A visualization system was built to map the regional and temporal distribution of anxiety psychology by combining spatio-temporal information using SNS (Twitter) with sentiment analysis. A Twitter message collecting crawler was also developed to build a dictionary and tweet corpus. Based on these, an automatic classification system of anxiety-related messages was developed for the first time in Korea by applying machine learning to visualize the nationwide distribution of anxiety (See Fig. 4) [5].

Fig. 4.
figure 4

Process of Twitter message classification

An average of 5,500 tweets with place_id are collected using Open API Twitter4j. To date, about 820,000 units of data have been collected. A Naïve Bayes Classifier was used for anxiety identification. An accuracy of 84.8% was obtained by using 1,750 and 70,830 anxiety and non-anxiety tweets as training data respectively, and 585 and 23,610 anxiety and non-anxiety tweets as testing data, respectively.

The system indicated the existence of regional disparities in anxiety emotions. It was found that Twitter users who reside in politicized regions have a lower degree of disclosure about their residing areas. This can be interpreted as the act of avoiding situations where the individual and the political position of the region coincide.

As anxiety is not a permanent characteristic of an individual, it can change depending on the time and situation, making it difficult to measure by questionnaire survey at any given time. The Twitter-based system can compensate for the limitations of such a survey method because it can continuously classify accumulated tweet text data and provide a temporal visualization of anxiety distribution at a given time within a desired visual scale (by ward, city, province and nationwide) as shown in Fig. 5.

Fig. 5.
figure 5

Regional distribution of anxiety in Korean society and visualization by geo-scale

2.4 Big Data-Based Analysis of Noise Environment and Exploration of Technical and Institutional Solutions for Its Improvement

Environmental issues are a major social concern in our age, and interest has been increasing not only in the consequences of pollution but also in the effects of general environmental aesthetics on quality of life. There is much active effort to improve the visual environment, but not nearly as much interest has been given to improve the auditory environment.
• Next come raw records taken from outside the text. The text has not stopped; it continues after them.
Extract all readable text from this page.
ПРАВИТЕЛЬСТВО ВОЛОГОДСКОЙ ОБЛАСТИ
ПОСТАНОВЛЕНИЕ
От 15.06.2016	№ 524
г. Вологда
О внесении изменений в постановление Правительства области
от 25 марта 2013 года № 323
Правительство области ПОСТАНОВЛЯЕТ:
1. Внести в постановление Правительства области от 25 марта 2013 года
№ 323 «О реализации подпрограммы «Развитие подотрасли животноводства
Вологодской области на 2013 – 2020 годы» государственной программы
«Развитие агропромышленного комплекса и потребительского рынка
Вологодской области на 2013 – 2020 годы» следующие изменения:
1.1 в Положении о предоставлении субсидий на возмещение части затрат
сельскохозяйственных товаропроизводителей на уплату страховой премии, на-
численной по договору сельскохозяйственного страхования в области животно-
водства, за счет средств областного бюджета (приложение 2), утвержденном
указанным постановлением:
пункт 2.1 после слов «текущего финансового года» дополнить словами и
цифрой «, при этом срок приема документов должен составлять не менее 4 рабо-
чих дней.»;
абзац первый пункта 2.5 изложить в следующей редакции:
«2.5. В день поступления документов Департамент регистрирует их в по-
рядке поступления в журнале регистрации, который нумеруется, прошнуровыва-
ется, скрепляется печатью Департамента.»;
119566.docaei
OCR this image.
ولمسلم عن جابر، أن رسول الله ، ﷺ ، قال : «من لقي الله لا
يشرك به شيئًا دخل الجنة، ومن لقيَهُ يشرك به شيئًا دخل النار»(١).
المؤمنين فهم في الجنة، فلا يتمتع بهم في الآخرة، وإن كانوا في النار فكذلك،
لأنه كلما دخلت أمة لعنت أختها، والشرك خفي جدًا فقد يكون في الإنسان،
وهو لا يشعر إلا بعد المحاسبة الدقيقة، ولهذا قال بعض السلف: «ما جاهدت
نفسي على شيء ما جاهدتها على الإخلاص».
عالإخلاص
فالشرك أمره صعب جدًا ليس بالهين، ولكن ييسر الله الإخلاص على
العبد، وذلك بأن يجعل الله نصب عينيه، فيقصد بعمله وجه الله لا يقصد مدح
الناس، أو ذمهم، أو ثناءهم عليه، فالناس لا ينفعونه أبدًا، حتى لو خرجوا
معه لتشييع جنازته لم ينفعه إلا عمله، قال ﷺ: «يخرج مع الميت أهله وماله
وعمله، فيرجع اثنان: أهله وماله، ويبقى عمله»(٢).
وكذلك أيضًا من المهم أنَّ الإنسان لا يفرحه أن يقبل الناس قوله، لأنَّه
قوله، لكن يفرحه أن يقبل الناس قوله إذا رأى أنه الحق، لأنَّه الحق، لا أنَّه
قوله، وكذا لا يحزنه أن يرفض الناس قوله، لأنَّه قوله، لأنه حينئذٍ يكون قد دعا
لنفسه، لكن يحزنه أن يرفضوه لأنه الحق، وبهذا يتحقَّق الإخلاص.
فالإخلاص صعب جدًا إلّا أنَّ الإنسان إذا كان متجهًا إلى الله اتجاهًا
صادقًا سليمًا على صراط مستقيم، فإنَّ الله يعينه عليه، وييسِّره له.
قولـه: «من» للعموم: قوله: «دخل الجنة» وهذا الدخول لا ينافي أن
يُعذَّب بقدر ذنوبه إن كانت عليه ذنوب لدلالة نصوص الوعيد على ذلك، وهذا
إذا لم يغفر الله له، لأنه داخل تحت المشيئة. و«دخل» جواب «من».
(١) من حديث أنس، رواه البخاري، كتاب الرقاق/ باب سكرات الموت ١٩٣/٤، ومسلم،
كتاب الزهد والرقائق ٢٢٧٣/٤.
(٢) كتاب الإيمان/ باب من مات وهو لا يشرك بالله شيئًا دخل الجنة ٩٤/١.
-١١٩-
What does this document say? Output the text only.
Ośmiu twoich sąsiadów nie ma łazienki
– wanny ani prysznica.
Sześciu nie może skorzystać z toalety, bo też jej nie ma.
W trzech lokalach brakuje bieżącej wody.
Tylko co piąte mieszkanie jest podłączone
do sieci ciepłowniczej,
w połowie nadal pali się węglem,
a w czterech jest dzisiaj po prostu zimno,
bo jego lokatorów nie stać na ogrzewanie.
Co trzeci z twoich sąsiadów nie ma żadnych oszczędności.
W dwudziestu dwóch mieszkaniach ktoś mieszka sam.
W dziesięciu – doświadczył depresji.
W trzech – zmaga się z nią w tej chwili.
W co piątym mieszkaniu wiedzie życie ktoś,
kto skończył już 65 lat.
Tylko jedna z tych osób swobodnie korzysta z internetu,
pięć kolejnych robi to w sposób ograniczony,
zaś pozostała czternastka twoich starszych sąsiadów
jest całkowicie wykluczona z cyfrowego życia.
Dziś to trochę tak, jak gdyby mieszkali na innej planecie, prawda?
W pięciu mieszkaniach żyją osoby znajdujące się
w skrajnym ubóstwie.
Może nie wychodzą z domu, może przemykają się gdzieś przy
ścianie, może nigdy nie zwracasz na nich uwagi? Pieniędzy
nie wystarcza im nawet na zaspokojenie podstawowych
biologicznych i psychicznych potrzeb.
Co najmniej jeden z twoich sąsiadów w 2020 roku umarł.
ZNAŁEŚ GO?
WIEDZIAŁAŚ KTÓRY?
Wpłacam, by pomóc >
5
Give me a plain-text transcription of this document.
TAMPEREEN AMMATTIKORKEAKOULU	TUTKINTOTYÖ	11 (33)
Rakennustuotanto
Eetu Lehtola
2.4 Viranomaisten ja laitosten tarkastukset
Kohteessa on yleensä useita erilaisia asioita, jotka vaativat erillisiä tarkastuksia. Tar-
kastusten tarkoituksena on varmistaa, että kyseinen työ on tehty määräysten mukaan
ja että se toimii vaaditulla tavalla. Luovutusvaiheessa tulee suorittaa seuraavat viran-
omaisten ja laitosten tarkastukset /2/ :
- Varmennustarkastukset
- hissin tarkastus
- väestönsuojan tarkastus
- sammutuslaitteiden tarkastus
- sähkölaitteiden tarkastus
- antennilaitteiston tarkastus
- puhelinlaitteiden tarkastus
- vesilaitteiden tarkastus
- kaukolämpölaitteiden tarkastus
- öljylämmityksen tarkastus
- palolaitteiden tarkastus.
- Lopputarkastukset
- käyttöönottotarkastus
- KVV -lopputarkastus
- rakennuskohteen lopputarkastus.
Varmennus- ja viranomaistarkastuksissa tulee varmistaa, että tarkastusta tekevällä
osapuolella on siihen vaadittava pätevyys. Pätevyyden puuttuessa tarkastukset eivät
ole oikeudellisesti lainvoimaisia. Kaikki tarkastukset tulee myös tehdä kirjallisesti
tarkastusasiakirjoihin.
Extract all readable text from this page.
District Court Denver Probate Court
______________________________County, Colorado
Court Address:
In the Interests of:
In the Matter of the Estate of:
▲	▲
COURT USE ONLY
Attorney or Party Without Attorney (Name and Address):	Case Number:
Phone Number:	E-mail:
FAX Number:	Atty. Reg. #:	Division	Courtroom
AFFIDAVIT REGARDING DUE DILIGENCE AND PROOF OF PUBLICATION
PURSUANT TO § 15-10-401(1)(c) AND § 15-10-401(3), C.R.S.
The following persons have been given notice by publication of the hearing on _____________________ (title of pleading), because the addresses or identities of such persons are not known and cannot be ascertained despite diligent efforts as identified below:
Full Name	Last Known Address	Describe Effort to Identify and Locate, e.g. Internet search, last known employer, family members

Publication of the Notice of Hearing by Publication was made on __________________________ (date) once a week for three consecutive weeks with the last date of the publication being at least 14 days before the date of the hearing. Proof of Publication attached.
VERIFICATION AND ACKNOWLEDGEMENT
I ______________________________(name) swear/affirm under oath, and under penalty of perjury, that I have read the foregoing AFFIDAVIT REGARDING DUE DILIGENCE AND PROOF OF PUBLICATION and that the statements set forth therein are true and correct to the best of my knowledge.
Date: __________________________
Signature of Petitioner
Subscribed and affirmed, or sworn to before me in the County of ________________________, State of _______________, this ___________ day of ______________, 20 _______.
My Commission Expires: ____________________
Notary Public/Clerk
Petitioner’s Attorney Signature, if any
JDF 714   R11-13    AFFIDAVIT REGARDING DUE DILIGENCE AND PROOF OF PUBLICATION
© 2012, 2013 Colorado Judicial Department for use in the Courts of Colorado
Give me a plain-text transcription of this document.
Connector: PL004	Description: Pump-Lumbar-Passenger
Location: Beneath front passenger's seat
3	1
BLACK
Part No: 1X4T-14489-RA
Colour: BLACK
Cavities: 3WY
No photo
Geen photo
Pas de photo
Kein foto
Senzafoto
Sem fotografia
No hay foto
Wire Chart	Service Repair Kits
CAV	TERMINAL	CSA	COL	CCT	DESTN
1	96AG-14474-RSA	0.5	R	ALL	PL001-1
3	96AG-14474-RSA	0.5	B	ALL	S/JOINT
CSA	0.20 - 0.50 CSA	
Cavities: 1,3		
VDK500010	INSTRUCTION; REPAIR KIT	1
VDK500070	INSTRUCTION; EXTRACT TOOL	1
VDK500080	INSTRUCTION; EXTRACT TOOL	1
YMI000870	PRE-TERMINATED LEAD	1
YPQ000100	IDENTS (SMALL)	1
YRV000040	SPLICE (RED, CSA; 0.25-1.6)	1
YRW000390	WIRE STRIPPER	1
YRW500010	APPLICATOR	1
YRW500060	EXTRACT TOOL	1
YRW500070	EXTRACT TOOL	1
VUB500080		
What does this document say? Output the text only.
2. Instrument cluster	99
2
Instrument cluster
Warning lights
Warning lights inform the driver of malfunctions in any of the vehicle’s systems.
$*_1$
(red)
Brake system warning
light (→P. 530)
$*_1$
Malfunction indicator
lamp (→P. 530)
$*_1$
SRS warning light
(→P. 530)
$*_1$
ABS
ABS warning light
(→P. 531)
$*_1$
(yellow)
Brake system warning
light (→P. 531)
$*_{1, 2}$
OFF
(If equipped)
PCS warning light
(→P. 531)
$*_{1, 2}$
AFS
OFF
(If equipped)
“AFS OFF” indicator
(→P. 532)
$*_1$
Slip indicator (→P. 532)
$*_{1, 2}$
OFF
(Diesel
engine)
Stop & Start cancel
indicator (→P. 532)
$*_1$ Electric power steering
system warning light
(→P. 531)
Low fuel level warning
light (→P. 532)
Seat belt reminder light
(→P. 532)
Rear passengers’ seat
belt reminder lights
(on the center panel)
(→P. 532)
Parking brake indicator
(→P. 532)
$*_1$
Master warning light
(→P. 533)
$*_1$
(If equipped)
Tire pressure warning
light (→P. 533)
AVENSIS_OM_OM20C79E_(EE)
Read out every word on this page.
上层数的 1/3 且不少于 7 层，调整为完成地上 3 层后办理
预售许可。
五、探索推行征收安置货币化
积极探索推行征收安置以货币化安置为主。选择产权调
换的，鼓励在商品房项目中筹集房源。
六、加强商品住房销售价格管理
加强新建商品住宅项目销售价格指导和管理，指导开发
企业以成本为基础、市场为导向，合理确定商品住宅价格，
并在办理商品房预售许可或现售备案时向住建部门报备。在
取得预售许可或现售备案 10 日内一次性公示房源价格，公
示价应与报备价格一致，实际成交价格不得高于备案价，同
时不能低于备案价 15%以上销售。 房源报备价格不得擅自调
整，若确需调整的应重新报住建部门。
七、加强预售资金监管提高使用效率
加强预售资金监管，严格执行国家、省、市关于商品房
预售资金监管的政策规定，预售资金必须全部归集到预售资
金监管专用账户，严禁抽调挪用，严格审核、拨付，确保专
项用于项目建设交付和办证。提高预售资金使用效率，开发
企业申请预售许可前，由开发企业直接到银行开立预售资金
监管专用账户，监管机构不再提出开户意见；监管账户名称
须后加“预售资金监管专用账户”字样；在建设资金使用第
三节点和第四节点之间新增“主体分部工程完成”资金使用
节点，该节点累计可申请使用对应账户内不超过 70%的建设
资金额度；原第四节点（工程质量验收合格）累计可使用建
Until now, policies on the auditory environment have remained passive countermeasures to simply quantified acoustic qualities (e.g., volume in dB) in specific places such as construction sites, railroads, highways, and residential areas. They lack a comprehensive study of contextual correlations, such as the physical properties of sound, the environmental factors in time and space, and the human emotional response of noise perception.

The goal of this study is to provide a cognitive-based, human-friendly solution to improve noise problems. In order to achieve this, the study aimed to (1) develop a tool for collecting sound data and converting into a sound database, and (2) build spatio-temporal features and a management platform for indoor and outdoor noise sources.

First, pilot experiments were conducted to predict the indicators that measure emotional reactions by developing a handheld device application for data collection.

Three separate free-walking experiments and in-depth interviews were conducted with 78 subjects at international airport lobbies and outdoor environments.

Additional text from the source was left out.